Written by Raymond Gichuki Saturday, 02 March 2013 08:12
Botswana has become the 14th country to ratify the Nagoya Protocol on Access to Genetic Resources and the Fair and Equitable Sharing of Benefits Arising from their Utilization to the Convention on Biological Diversity. It shortly followed Albania who became the 13th nation to do so.
Together with Federated States of Micronesia, the three now join Ethiopia, Fiji, Gabon, India, Jordan, Lao People’s Democratic Republic, Mauritius, Mexico, Panama, Rwanda, the Seychelles and South Africa as countries that have ratified or acceded to the ground-breaking treaty.
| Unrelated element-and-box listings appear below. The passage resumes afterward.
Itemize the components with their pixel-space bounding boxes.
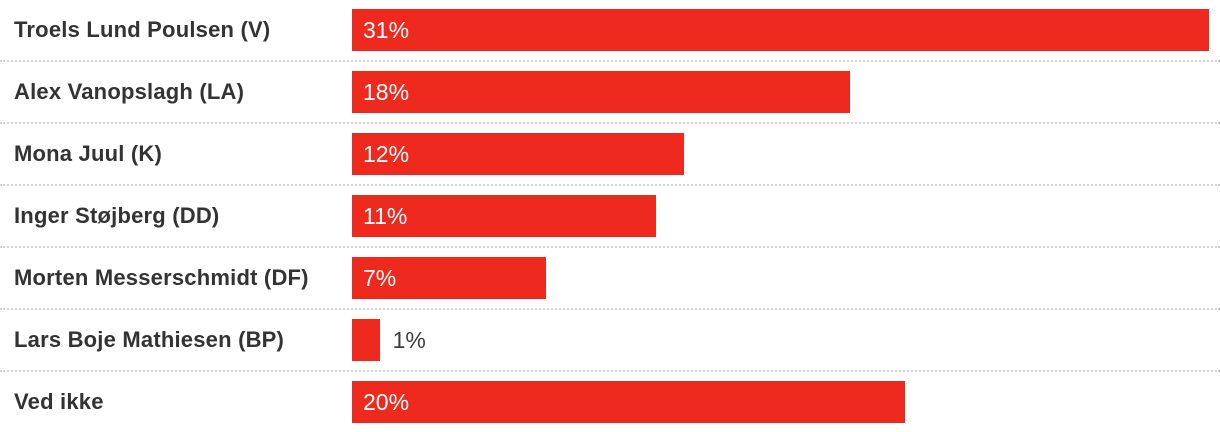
bar-area: 1% — [352, 319, 1209, 361]
category-label: Lars Boje Mathiesen (BP) — [14, 327, 285, 352]
value-label: 20% — [363, 388, 410, 415]
bar — [352, 319, 380, 361]
bar-area: 31% — [352, 9, 1209, 51]
category-label: Ved ikke — [14, 389, 104, 414]
value-label: 7% — [363, 264, 397, 291]
chart-row: Lars Boje Mathiesen (BP) 1% — [0, 310, 1220, 372]
value-label: 18% — [363, 78, 410, 105]
chart-row: Ved ikke 20% — [0, 372, 1220, 432]
chart-row: Troels Lund Poulsen (V) 31% — [0, 0, 1220, 62]
value-label: 12% — [363, 140, 410, 167]
bar: 12% — [352, 133, 684, 175]
chart-row: Morten Messerschmidt (DF) 7% — [0, 248, 1220, 310]
bar: 20% — [352, 381, 905, 423]
bar-area: 18% — [352, 71, 1209, 113]
bar-area: 20% — [352, 381, 1209, 423]
bar: 31% — [352, 9, 1209, 51]
chart-row: Alex Vanopslagh (LA) 18% — [0, 62, 1220, 124]
bar-area: 11% — [352, 195, 1209, 237]
value-label: 11% — [363, 202, 408, 229]
category-label: Mona Juul (K) — [14, 141, 163, 166]
chart-row: Inger Støjberg (DD) 11% — [0, 186, 1220, 248]
category-label: Alex Vanopslagh (LA) — [14, 79, 245, 104]
category-label: Morten Messerschmidt (DF) — [14, 265, 309, 290]
chart-row: Mona Juul (K) 12% — [0, 124, 1220, 186]
category-label: Inger Støjberg (DD) — [14, 203, 220, 228]
value-label: 1% — [392, 326, 426, 353]
category-label: Troels Lund Poulsen (V) — [14, 17, 271, 42]
bar: 11% — [352, 195, 657, 237]
bar: 18% — [352, 71, 850, 113]
bar-area: 12% — [352, 133, 1209, 175]
bar: 7% — [352, 257, 546, 299]
bar-area: 7% — [352, 257, 1209, 299]
value-label: 31% — [363, 16, 410, 43]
Albania is the first country in the Central and Eastern European region to accede to the Protocol. The Federated States of Micronesia is the latest Small Island Developing state to ratify, joining Fiji and the Seychelles. Botswana becomes the 6th African country to ratify.
The Nagoya Protocol will enter into force on the 90th day after the date of deposit of the 50th instrument of ratification, acceptance, approval or accession.
Ninety-two Parties had signed the Protocol at the closure of signature on 1 February 2012, highlighting the commitment of countries to the early entry into force and implementation of the Protocol.
“The actions by Albania, Botswana and the Federated States of Micronesia take us to four ratifications so far in 2013. These are just the beginning of the momentum that will bring the Nagoya Protocol into force in advance of COP 12” said Braulio Ferreira de Souza Dias, Executive Secretary to the Convention on Biological Diversity.